Three retired warplanes sit abandoned in a field in northeast Temple on Thursday, September 13, 2018. Jim Hodgson of the Fort Worth Aviation Museum believes someone tried to scrap the planes years ago and ended up dumping them instead. Hodgson is now working with the U.S. Navy in hopes of giving the planes a proper disposal. 

Hidden away behind a line of dense trees in northeast Temple sit three vintage, abandoned warplanes.

No one is really sure how or when they got there, but a group of aviation enthusiasts are hoping to give the aircraft a proper retirement.

In a clearing off of North 16th Street, the decaying skeletons of two F-14 Tomcat fighter jets and an F-4 Phantom II sit weather-beaten and with trees poking through their rusty remains.

Jim Hodgson, executive director of the Fort Worth Aviation Museum, said it’s believed the planes were intentionally dumped many years ago, but the circumstances surrounding how they ended up in Temple are murky.

The planes can be traced back to the Grand Prairie Armed Forces Reserve Complex, a former naval air station near Dallas that was shut down in 1998.

“It came to our attention a couple years ago. These were airplanes that had been at Navy Dallas. When Navy Dallas was turned over to the city of Grand Prairie, there were three airplanes there that belonged to the Navy and the Marine Corps that were no longer flyable,” Hodgson said.

Hodgson learned about the abandoned aircraft through a friend of one of the museum’s volunteers who works for the railroad.

“For quite some time, train crews would get out of the train, go across the field and go look at these things,” Hodgson said. “Apparently, it’s been kind of an urban legend.”

Hodgson said the military has strict procedures for how to dispose of retired aircraft. When a service branch no longer needs an aircraft, it is offered to other branches and then to museums.

“In the event that there are no takers for any of the airframes, they will be scrapped out,” Hodgson said. “Somehow, somewhere along the lines, these airplanes didn’t go through that process.”

Planes near scrap yard

Rich Garrett, a volunteer with the museum and former Naval aircraft mechanic, said the planes were set to be scrapped, but never made it to their destination. The site where they were dumped is not far from the recycling center Temple Iron & Metal.

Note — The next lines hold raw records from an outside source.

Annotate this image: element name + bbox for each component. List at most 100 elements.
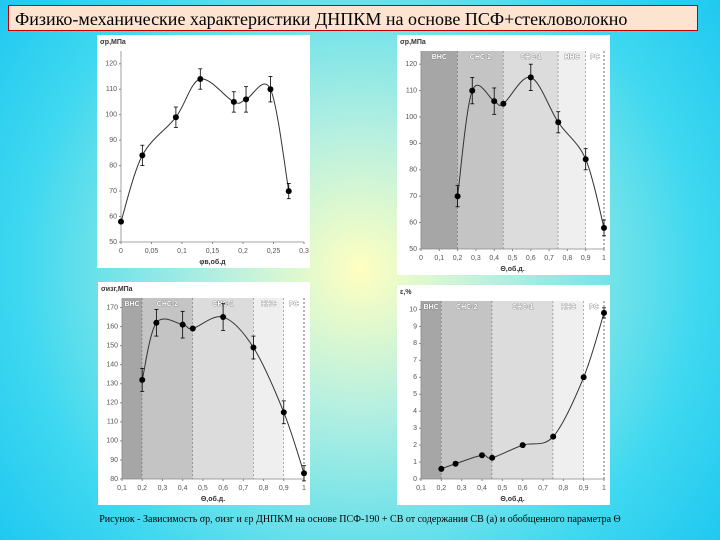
y-tick-label: 70 <box>409 193 417 200</box>
region-label: СНС-1 <box>512 304 533 311</box>
point <box>500 100 507 107</box>
x-tick-label: 0,4 <box>489 255 499 262</box>
x-tick-label: 0,6 <box>218 485 228 492</box>
x-tick-label: 0 <box>419 255 423 262</box>
x-tick-label: 0,3 <box>457 485 467 492</box>
y-tick-label: 7 <box>413 357 417 364</box>
region <box>421 51 458 249</box>
x-tick-label: 0,8 <box>259 485 269 492</box>
region <box>457 51 504 249</box>
y-tick-label: 0 <box>413 476 417 483</box>
point <box>452 460 459 467</box>
y-tick-label: 120 <box>405 61 417 68</box>
x-tick-label: 0,2 <box>453 255 463 262</box>
point <box>479 452 485 459</box>
point <box>250 344 257 351</box>
y-axis-label: σизг,МПа <box>101 286 133 293</box>
x-tick-label: 0,7 <box>538 485 548 492</box>
region <box>558 51 586 249</box>
region-label: РС <box>589 304 599 311</box>
x-tick-label: 0,5 <box>198 485 208 492</box>
region <box>585 51 604 249</box>
x-tick-label: 0,4 <box>477 485 487 492</box>
y-tick-label: 5 <box>413 391 417 398</box>
x-tick-label: 0,8 <box>563 255 573 262</box>
y-tick-label: 110 <box>106 86 117 93</box>
y-tick-label: 170 <box>106 304 118 311</box>
y-tick-label: 120 <box>105 61 117 68</box>
point <box>582 156 589 163</box>
y-tick-label: 90 <box>110 457 118 464</box>
y-tick-label: 50 <box>409 246 417 253</box>
region <box>421 301 442 479</box>
y-tick-label: 130 <box>106 381 118 388</box>
x-axis-label: Θ,об.д. <box>201 495 225 503</box>
x-tick-label: 0,1 <box>416 485 426 492</box>
y-tick-label: 4 <box>413 408 417 415</box>
region-label: РС <box>590 54 600 61</box>
x-tick-label: 0,6 <box>518 485 528 492</box>
y-tick-label: 90 <box>109 137 117 144</box>
y-axis-label: σр,МПа <box>100 39 126 46</box>
x-tick-label: 0,6 <box>526 255 536 262</box>
point <box>454 193 461 200</box>
y-tick-label: 160 <box>106 323 118 330</box>
x-axis-label: Θ,об.д. <box>500 265 524 273</box>
x-tick-label: 0,5 <box>508 255 518 262</box>
x-tick-label: 0,3 <box>299 248 309 255</box>
y-tick-label: 100 <box>405 114 417 121</box>
x-axis-label: Θ,об.д. <box>500 495 524 503</box>
y-tick-label: 10 <box>409 306 417 313</box>
point <box>197 76 204 83</box>
y-tick-label: 3 <box>413 425 417 432</box>
point <box>285 188 292 195</box>
y-tick-label: 80 <box>409 167 417 174</box>
x-tick-label: 0,3 <box>158 485 168 492</box>
point <box>118 218 124 225</box>
region <box>583 301 604 479</box>
y-tick-label: 1 <box>413 459 417 466</box>
y-tick-label: 80 <box>109 162 117 169</box>
x-tick-label: 0,9 <box>279 485 289 492</box>
point <box>601 224 607 231</box>
x-tick-label: 0,1 <box>177 248 187 255</box>
region <box>253 298 284 479</box>
point <box>243 96 250 103</box>
point <box>139 152 146 159</box>
point <box>519 442 526 449</box>
x-tick-label: 0,05 <box>145 248 159 255</box>
point <box>220 314 227 321</box>
y-tick-label: 120 <box>106 400 118 407</box>
y-tick-label: 80 <box>110 476 118 483</box>
y-axis-label: ε,% <box>400 289 412 296</box>
region <box>122 298 143 479</box>
point <box>267 86 274 93</box>
x-tick-label: 0,25 <box>267 248 281 255</box>
point <box>172 114 179 121</box>
x-tick-label: 0,9 <box>579 485 589 492</box>
caption: Рисунок - Зависимость σр, σизг и εр ДНПК… <box>99 514 621 525</box>
x-tick-label: 0,2 <box>436 485 446 492</box>
x-tick-label: 1 <box>302 485 306 492</box>
x-tick-label: 0,1 <box>434 255 444 262</box>
x-tick-label: 0,9 <box>581 255 591 262</box>
x-tick-label: 0,15 <box>206 248 220 255</box>
point <box>489 454 496 461</box>
y-tick-label: 110 <box>406 87 417 94</box>
x-tick-label: 0,7 <box>238 485 248 492</box>
region-label: ННС <box>261 301 276 308</box>
point <box>301 470 307 477</box>
x-tick-label: 0,3 <box>471 255 481 262</box>
region-label: ННС <box>561 304 576 311</box>
region-label: СНС-2 <box>157 301 178 308</box>
y-tick-label: 50 <box>109 239 117 246</box>
region-label: ВНС <box>424 304 439 311</box>
y-axis-label: σр,МПа <box>400 39 426 46</box>
panel <box>97 35 310 268</box>
point <box>438 465 445 472</box>
slide-title: Физико-механические характеристики ДНПКМ… <box>8 5 698 31</box>
point <box>189 325 196 332</box>
y-tick-label: 70 <box>109 188 117 195</box>
x-tick-label: 0,7 <box>544 255 554 262</box>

“For some reason, it didn’t get done. The gentleman who was in charge of doing that took advantage of the situation,” Garrett said. “Some parts disappeared off the aircraft. We think there were some things going on that should not have happened. In order to make it look like those aircraft got scrapped, we believe they were moved to the location where they are now.”

So there they sit.

Airplane skeletons

Exposed wires poke through the framework. Rusty caverns that once served as cockpits have now become a haven for mosquitoes. Faded black lettering depicts the word “Marines” on a weather-beaten shell and saplings poke through a crack in a massive wing.

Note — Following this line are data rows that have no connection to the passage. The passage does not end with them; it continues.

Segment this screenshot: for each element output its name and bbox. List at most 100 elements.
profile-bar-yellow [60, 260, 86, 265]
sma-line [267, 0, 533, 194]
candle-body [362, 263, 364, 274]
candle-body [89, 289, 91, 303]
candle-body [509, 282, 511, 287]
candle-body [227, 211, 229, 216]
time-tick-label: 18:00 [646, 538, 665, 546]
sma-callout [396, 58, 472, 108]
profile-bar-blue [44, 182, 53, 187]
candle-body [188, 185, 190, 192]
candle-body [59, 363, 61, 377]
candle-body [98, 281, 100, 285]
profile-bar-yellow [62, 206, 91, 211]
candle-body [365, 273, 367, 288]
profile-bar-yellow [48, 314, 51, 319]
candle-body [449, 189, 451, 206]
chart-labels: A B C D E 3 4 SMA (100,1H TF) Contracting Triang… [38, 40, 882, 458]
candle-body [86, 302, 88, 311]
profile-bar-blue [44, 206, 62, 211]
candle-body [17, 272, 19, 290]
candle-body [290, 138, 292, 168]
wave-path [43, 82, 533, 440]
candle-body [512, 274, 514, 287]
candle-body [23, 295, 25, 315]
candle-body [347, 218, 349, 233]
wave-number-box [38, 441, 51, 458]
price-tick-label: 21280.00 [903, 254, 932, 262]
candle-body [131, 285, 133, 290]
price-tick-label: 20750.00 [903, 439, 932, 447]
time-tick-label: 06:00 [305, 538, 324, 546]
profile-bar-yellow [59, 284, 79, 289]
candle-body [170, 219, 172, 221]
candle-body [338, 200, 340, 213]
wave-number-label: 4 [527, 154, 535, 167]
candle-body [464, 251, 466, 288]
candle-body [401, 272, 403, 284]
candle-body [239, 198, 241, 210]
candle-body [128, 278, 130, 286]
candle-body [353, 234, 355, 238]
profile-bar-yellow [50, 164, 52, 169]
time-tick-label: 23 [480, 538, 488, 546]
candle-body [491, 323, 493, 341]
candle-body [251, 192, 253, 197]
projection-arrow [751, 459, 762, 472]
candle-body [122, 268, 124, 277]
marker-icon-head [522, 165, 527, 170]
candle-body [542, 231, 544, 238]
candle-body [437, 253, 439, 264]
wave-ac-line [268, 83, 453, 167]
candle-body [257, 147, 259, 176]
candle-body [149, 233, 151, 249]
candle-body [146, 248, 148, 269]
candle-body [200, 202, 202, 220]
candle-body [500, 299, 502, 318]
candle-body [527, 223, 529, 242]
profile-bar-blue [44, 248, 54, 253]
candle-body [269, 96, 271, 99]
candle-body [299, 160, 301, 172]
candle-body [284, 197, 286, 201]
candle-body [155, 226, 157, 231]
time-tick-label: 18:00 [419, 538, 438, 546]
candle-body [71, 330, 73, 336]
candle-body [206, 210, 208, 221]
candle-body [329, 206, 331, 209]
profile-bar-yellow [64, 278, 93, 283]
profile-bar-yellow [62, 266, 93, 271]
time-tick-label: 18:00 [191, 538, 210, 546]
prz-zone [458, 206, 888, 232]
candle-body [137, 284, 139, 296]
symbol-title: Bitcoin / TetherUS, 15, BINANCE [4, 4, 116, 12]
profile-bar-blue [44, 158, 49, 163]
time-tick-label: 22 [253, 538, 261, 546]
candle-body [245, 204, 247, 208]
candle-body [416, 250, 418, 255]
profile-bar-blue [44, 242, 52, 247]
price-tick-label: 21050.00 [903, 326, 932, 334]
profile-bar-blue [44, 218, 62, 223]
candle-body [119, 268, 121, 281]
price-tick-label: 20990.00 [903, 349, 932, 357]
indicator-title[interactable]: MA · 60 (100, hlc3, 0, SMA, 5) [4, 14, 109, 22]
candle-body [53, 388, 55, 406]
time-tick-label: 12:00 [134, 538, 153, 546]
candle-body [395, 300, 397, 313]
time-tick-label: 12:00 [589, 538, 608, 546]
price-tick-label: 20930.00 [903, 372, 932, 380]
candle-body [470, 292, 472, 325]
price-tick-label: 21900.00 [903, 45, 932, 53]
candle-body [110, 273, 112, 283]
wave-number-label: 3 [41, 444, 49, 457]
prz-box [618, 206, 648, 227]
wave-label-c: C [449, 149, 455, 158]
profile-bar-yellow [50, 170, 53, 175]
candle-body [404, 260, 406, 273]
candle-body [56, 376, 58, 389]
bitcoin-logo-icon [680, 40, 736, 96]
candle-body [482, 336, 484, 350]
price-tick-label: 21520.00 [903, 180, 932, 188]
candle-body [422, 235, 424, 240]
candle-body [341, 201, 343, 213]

“To see them ending up like skeletons dumped where they were was just terrible,” said Garrett, who made the trip a couple years ago to see the dilapidated aircraft.

The F-4 can be tracked to Vietnam while it’s believed the two F-14s may have been used in the Gulf War. Hodgson hopes the warbirds will eventually be given a proper disposal.

“For us, these airplanes are veterans like any human being. They served the country, they took people to war and brought them back home again safely,” Hodgson said. “We feel it’s completely disrespectful for these airplanes to be left out in the woods like this. To us, it’s the same as if you left one of your comrades on the battlefield.”

Hodgson said the U.S. Navy was notified about the aircraft and has plans to eventually remove them.

Until then, they’ll continue to sit, collecting leaves and waiting for their final mission to be complete.